Eski çağda, antik dönemde, daha eski Paleolitik dönemlerde bile insanların önce madenlerle ilgilendiğine söyleyen Yıldız; “Onları araç gereç, ok, silah olarak kullanmışlar. Blaundus antik kenti aynı tepe üzerinde hakim noktada, etrafında dere, ırmak, bu bölge de onun aynısı. Şimdi hiçbir şehir, köy, kent, kasaba tek başına bir yer değildir. Biz bu bölgede dolaşırken, keşif yaparken eski maden sahasının olduğu bölgedeki kayaçları gördüğümüzde burada mutlaka bir yerleşim yeri vardır diye düşündük. Bu bölge ücra bir yer ve burada insanların yaşadığına inanıyoruz. Neden? Bu bölgede mermer var, granit var, traverten var. Baktığımızda bu bölgedeki şehir yapılanmalarında genellikle mermer ve traverten kullanılmış.” Şeklinde konuştu.
“BANA GÖRE BLAUNDUS’DAN DAHA GÜZEL BİR ŞEHİR BURADA MEVCUT”

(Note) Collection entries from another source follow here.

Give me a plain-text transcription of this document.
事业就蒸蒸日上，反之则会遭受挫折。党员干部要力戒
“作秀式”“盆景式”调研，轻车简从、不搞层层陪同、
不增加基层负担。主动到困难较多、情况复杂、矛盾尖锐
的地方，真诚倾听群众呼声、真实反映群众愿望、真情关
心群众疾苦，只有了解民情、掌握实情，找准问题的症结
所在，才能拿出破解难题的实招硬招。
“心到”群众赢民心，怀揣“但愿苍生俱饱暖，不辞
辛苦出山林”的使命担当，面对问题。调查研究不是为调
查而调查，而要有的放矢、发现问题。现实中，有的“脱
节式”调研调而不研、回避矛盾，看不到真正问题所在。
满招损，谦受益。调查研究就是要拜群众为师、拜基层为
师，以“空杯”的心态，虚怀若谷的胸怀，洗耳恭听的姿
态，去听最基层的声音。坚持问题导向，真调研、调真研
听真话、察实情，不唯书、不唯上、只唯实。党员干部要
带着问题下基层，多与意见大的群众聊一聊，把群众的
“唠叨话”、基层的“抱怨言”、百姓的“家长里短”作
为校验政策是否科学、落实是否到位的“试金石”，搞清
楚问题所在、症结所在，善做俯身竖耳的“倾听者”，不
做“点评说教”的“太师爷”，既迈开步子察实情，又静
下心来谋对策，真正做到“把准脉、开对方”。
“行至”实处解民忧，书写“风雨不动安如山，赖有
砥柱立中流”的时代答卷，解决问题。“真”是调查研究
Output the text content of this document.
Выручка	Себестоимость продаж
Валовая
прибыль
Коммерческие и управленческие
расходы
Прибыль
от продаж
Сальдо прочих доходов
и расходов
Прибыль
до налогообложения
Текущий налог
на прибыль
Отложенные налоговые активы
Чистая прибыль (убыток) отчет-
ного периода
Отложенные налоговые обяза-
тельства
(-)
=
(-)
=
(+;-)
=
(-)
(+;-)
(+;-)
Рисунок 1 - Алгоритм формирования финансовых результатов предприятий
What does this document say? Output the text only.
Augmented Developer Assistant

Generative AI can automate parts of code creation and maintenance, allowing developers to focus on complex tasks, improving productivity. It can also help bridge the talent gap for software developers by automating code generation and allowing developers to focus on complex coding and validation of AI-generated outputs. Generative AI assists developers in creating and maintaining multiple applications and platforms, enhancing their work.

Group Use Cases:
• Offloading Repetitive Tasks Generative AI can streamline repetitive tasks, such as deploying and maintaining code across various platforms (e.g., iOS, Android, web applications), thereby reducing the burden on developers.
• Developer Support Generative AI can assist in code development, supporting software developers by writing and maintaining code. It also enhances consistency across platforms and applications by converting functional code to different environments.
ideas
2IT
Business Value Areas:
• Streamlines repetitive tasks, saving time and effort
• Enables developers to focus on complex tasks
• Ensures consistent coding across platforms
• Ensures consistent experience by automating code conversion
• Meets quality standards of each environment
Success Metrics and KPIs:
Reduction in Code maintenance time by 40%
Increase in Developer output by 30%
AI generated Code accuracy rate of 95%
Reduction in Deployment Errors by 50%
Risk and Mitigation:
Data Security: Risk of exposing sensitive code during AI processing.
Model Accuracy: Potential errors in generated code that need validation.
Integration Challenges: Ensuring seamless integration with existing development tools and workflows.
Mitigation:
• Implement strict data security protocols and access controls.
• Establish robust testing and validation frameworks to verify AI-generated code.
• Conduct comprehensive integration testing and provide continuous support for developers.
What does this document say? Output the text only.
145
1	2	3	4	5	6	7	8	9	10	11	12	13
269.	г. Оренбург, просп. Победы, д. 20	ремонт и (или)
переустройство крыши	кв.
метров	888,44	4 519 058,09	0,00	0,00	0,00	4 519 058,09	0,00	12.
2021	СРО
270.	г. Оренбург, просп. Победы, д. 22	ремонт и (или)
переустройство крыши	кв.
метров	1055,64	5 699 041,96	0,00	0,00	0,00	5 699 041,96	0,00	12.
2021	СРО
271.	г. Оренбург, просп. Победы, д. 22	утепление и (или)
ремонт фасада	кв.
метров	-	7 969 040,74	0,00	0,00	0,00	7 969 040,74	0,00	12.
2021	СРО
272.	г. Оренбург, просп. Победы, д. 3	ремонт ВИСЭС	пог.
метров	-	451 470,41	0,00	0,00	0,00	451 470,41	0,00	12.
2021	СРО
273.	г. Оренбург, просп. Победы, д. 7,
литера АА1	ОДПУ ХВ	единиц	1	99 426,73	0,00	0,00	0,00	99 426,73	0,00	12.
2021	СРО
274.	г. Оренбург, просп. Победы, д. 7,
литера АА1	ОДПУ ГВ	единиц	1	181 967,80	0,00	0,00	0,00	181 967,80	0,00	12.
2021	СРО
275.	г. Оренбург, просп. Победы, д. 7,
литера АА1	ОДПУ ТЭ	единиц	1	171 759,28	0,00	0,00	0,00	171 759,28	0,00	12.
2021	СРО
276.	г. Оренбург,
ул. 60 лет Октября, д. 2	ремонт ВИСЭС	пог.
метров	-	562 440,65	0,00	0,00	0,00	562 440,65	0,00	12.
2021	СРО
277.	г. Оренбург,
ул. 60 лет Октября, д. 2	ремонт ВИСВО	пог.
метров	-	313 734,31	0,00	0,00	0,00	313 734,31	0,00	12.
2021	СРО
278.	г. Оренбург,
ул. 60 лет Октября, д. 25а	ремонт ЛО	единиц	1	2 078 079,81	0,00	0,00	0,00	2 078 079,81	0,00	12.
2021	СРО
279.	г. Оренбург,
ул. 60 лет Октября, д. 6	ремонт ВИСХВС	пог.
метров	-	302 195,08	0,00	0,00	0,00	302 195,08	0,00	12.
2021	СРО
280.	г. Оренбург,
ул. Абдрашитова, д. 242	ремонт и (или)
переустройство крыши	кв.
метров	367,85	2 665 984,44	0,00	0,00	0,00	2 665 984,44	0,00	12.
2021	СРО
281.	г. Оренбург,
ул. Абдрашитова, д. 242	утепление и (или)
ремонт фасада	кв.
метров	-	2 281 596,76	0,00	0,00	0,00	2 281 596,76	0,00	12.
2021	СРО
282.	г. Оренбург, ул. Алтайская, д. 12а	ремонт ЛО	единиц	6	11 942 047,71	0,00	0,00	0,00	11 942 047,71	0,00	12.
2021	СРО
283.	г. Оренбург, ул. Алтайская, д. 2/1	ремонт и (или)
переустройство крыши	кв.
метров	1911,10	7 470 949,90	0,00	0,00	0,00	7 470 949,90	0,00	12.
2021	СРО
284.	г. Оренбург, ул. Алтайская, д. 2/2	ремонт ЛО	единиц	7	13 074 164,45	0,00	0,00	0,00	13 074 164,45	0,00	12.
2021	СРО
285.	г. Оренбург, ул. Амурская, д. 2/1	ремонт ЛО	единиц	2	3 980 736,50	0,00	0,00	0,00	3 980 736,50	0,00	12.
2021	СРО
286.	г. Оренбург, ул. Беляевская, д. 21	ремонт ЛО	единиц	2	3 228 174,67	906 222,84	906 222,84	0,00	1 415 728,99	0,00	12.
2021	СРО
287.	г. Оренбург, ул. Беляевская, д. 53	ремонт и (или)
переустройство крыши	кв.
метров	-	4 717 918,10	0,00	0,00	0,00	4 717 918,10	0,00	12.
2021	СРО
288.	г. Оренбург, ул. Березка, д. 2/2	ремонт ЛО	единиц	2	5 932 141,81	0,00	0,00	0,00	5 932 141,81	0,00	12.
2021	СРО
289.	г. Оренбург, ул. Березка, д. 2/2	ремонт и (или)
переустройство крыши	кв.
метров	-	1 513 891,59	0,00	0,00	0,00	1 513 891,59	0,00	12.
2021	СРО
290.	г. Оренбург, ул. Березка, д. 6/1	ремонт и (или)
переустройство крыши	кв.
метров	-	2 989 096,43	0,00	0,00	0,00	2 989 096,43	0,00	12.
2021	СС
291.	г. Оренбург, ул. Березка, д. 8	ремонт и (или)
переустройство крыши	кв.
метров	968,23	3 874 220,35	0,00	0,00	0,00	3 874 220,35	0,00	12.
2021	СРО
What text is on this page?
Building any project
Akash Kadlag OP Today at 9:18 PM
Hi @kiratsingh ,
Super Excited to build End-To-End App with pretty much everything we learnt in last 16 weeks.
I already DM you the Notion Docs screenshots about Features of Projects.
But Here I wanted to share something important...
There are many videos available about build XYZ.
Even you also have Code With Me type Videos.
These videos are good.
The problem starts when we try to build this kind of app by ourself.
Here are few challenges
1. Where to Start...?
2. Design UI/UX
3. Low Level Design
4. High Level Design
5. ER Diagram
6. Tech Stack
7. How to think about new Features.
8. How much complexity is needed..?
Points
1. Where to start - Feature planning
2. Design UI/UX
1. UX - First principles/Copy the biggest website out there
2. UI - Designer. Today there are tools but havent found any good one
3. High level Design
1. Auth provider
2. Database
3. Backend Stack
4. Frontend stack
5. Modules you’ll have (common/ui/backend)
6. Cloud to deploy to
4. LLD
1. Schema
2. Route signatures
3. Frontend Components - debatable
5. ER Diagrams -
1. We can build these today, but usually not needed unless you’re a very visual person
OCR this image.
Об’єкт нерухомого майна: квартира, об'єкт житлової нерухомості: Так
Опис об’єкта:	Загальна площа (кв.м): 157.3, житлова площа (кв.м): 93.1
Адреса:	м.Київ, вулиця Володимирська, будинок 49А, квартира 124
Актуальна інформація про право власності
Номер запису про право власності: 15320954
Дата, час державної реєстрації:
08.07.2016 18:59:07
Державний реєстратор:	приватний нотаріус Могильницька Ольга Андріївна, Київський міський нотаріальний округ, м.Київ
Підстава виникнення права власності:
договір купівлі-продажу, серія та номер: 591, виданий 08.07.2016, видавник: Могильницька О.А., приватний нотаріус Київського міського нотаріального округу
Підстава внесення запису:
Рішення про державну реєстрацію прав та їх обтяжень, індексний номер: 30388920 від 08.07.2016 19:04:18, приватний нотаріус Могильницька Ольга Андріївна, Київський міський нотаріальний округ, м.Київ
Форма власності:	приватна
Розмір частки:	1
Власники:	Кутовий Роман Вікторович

Bölgede ayrıntılı bir araştırma yapılması isteyen Yıldız; “Çünkü alt bölgede dağın eteklerinde dere kenarında antik döneme ait yol bulduk. Heyelan olmuş yarım metre toprağın altında kalmış bunu herkes bilemez, çoğu insan oradan gelir geçer ama ne olduğunun farkında değildir ama biz bir taştan bile anlayabiliriz. Bu bölge bence bir yerleşim alanı, aynı zamanda Blaundus’dan daha güzel bir şehir burada mevcut, bana göre. Burada toprak katmanı bayağı yüksek ama altta geniş çaplı bir şekilde araştırılması lazım, bazı toprak katmanları amfi tiyatroyu anımsatıyor, büyük tapınakları anımsatıyor, şu an arazide bir şey görünmüyor ama ben bunu çözebiliyorum. Artık karot mu alınır başka bir yöntem mi uygulanır onu bilmiyorum.” Dedi.